Why it won’t win: Though the argument is rendered moot by the film’s nominations for Best Director, Editing, and Cinematography, the perception that “Tár” is foremost an acting showcase for Cate Blanchett nevertheless lingers. That will turn out to be a self-fulfilling prophecy if enough academy members vote based on what they believe will win, regardless of their personal feelings. The movie isn’t registering with some voters beyond its lead performance. And while Field’s inclusion in Director is a boost, that didn’t matter when “Dune” won Cinematography without a nomination for Denis Villeneuve.
Darius Khondji, “Bardo, False Chronicle of a Handful of Truths”
Why it will win: Dalíesque production design and hyperkinetic, colorful tracking shots make “Bardo” easy to appreciate visually. Alejandro G. Iñárritu’s previous two films, “The Revenant” and “Birdman,” won this category, and “Bardo’s” cinematography largely resembles Emmanuel Lubezki’s work on those movies. Finally, Khondji, whose credits include “Se7en,” “Evita,” and “Uncut Gems,” still doesn’t have an Oscar, making the industry veteran overdue. The film’s mention here proves that neither its ASC nomination nor its Silver Frog win at EnergaCAMERIMAGE was a fluke.

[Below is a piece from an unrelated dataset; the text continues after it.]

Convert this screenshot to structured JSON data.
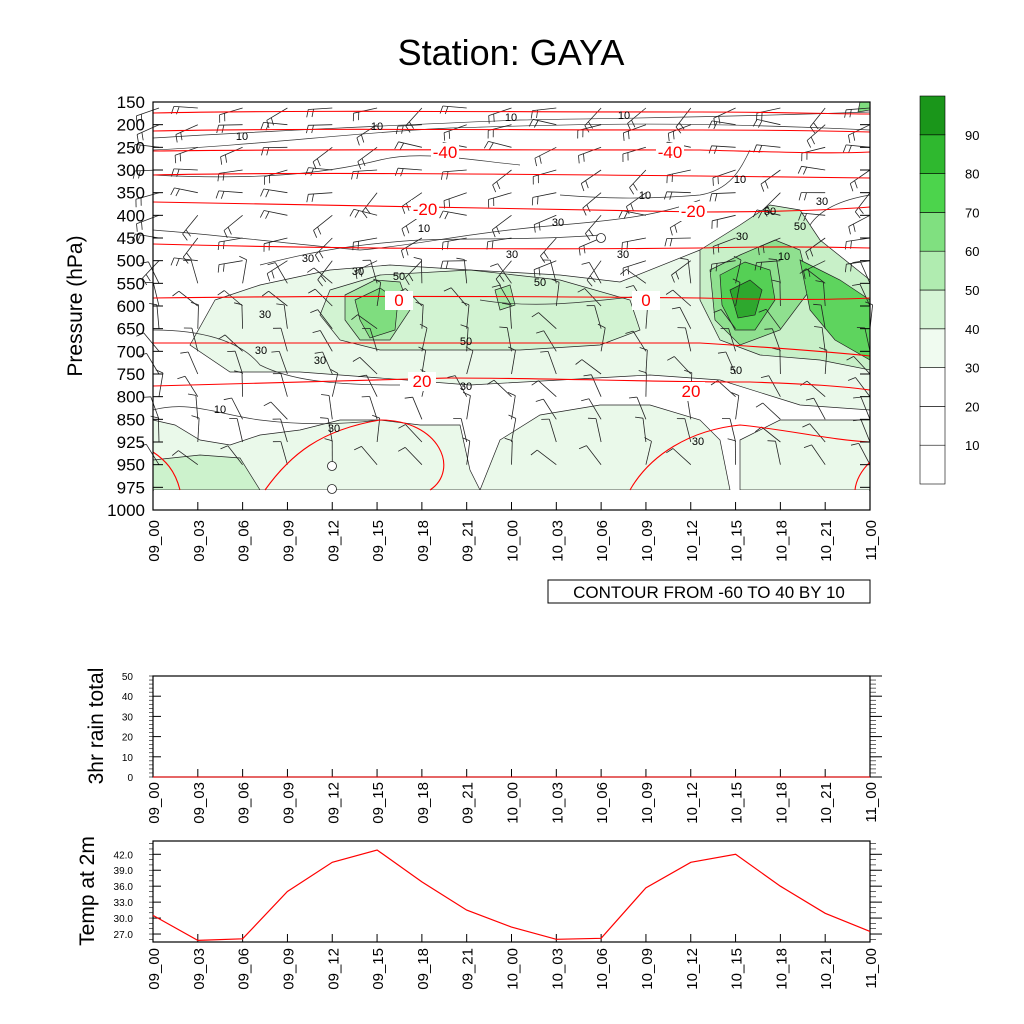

Why it won’t win: “Bardo” clearly doesn’t have broad support within the academy, failing to even land the Best International Feature nom for which many had it slotted. Like Deakins, Khondji is his film’s only notice. History is not on his side. Academy members who appreciate the film’s visual pomp but want to throw their vote behind a formidable contender may simply default to “All Quiet” or “Elvis.”